Neue Erkenntnisse auf dem Gebiet der materialtechnischen Analysen von Purpurfarbstoffen haben in jüngster Zeit ein verstärktes Forschungsinteresse am Purpurschmuck mittelalterlicher Handschriften hervorgerufen. Vom 8. bis 11. Jahrhundert lassen sich eine Reihe faszinierender Transformationen dieses prestigeträchtigen, mit imperialem Anspruch verbundenen Schmuckelements feststellen. Purpurfärbung (überwiegend mit Flechtenfarbstoffen) wurde nicht nur verwendet, um das Pergament des gesamten Buchblocks sakraler Handschriften durchgehend als Trägerstoff heiliger Schrift auszuzeichnen. Sie wurde auch gezielt eingesetzt, um einzelne Textpassagen, Seitenfolgen oder Miniaturen in Bezug auf Inhalt, Topologie, Bild- und Schriftausstattung besonders hervorzuheben. Unterschiedliche Verfahren schufen Oberflächentexturen, die mittels der Kombination verschiedener Purpurtönungen (von Rot bis Dunkelblau) und Materialevokationen von Seidenstoffen und Porphyr-Oberflächen multisensuelle Effekte erzielten.

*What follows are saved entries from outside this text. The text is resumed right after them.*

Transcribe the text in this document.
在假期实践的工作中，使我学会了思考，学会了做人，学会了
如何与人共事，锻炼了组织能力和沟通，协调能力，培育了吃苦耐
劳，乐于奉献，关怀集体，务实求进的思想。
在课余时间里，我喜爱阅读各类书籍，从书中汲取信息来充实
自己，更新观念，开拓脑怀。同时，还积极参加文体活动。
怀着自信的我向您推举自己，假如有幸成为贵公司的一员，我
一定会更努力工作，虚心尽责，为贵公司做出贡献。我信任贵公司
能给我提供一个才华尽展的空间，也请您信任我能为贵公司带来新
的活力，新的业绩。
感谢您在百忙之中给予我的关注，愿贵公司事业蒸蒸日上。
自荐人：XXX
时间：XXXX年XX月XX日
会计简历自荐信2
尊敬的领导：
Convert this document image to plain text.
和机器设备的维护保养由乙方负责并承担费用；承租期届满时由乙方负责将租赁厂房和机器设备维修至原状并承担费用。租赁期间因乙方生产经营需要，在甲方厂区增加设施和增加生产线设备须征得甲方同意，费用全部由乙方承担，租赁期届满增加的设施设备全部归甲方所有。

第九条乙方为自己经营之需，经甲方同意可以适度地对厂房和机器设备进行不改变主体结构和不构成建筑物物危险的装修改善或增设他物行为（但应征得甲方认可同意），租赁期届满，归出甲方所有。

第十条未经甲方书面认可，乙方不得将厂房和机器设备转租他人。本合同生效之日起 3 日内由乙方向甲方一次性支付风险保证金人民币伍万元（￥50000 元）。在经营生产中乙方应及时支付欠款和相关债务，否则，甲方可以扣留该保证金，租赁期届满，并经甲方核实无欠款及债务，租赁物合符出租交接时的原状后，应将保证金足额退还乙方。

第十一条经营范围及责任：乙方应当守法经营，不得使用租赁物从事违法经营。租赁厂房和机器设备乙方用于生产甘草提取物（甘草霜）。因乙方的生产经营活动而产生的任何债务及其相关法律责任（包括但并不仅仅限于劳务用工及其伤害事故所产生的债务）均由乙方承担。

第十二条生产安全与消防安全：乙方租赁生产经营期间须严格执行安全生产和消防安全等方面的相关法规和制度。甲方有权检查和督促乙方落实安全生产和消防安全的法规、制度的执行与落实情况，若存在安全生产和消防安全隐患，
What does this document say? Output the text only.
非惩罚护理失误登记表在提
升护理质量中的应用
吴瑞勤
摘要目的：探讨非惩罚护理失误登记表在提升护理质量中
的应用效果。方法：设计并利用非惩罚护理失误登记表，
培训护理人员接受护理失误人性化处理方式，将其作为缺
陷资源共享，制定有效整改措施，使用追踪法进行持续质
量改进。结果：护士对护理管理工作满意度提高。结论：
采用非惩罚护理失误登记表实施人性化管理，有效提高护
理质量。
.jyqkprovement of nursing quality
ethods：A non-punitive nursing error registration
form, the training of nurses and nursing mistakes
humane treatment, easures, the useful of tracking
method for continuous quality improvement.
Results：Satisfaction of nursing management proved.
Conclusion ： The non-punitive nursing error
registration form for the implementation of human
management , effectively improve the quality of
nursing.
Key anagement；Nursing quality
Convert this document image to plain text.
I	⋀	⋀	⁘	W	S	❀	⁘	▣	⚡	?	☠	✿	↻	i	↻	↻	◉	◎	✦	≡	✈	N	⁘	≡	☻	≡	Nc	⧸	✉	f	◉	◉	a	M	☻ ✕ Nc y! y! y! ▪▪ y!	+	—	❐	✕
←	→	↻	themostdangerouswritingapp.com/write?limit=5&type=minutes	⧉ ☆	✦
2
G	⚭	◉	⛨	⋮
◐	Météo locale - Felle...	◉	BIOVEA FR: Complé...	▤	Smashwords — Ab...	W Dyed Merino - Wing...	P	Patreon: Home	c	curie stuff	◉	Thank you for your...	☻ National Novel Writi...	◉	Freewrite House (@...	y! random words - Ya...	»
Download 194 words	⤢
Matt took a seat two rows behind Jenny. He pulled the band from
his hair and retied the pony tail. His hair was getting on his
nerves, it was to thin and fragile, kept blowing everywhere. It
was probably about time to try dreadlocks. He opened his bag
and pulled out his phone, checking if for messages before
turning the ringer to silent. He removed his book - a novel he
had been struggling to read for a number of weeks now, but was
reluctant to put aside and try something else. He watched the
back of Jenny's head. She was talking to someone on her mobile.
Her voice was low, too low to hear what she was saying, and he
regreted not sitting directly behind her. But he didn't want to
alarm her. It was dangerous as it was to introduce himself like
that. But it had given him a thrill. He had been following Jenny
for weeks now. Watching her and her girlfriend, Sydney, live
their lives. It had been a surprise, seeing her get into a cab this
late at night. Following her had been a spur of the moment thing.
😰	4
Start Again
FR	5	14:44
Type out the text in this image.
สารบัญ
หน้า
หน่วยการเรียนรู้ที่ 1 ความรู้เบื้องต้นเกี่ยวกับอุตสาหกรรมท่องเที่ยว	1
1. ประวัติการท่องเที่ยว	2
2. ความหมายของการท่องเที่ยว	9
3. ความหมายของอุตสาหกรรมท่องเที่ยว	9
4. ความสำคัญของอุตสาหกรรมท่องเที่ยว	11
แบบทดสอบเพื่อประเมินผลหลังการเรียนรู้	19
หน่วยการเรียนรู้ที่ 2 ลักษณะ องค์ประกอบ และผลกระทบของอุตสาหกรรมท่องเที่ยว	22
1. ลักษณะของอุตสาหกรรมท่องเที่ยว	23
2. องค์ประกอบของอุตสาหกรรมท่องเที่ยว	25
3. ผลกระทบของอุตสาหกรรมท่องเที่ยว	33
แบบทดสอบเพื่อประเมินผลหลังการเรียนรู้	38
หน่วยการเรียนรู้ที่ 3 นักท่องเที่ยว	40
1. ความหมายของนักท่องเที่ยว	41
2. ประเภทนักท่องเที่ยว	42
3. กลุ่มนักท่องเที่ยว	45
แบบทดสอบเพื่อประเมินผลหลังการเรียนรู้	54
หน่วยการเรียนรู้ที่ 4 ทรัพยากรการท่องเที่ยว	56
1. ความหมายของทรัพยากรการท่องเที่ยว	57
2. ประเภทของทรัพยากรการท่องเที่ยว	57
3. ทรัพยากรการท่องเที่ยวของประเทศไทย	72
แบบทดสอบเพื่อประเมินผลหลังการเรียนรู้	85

Erwünscht sind Beiträge zum gesamten Spektrum der Purpurästhetik mittelalterlicher Handschriften und deren Analyse in Hinblick auf Kontext und Semantik ihrer Verwendung – mit einem speziellen Fokus auf den karolingischen und ottonischen Beispielen. Willkommen sind auch breiter basierte theoretische Ansätze. Ein besonderes Interesse besteht an folgenden Fragestellungen und Themenfeldern:
- Purpur zwischen Rot und Blau: Technik, Ästhetik und Semantik der unterschiedlichen Purpurtönungen
- Auf Purpurgrund: Bilder auf, in oder gerahmt von Purpur
- Purpurornament und Schrift
- die Topologie von Purpurschmuck in Handschriften
- interkulturelle Vergleiche und Austauschprozesse (z. B. mit byzantinischen Purpurhandschriften, Urkunden und Seidenstoffen sowie süditalienischen und spanischen Handschriften)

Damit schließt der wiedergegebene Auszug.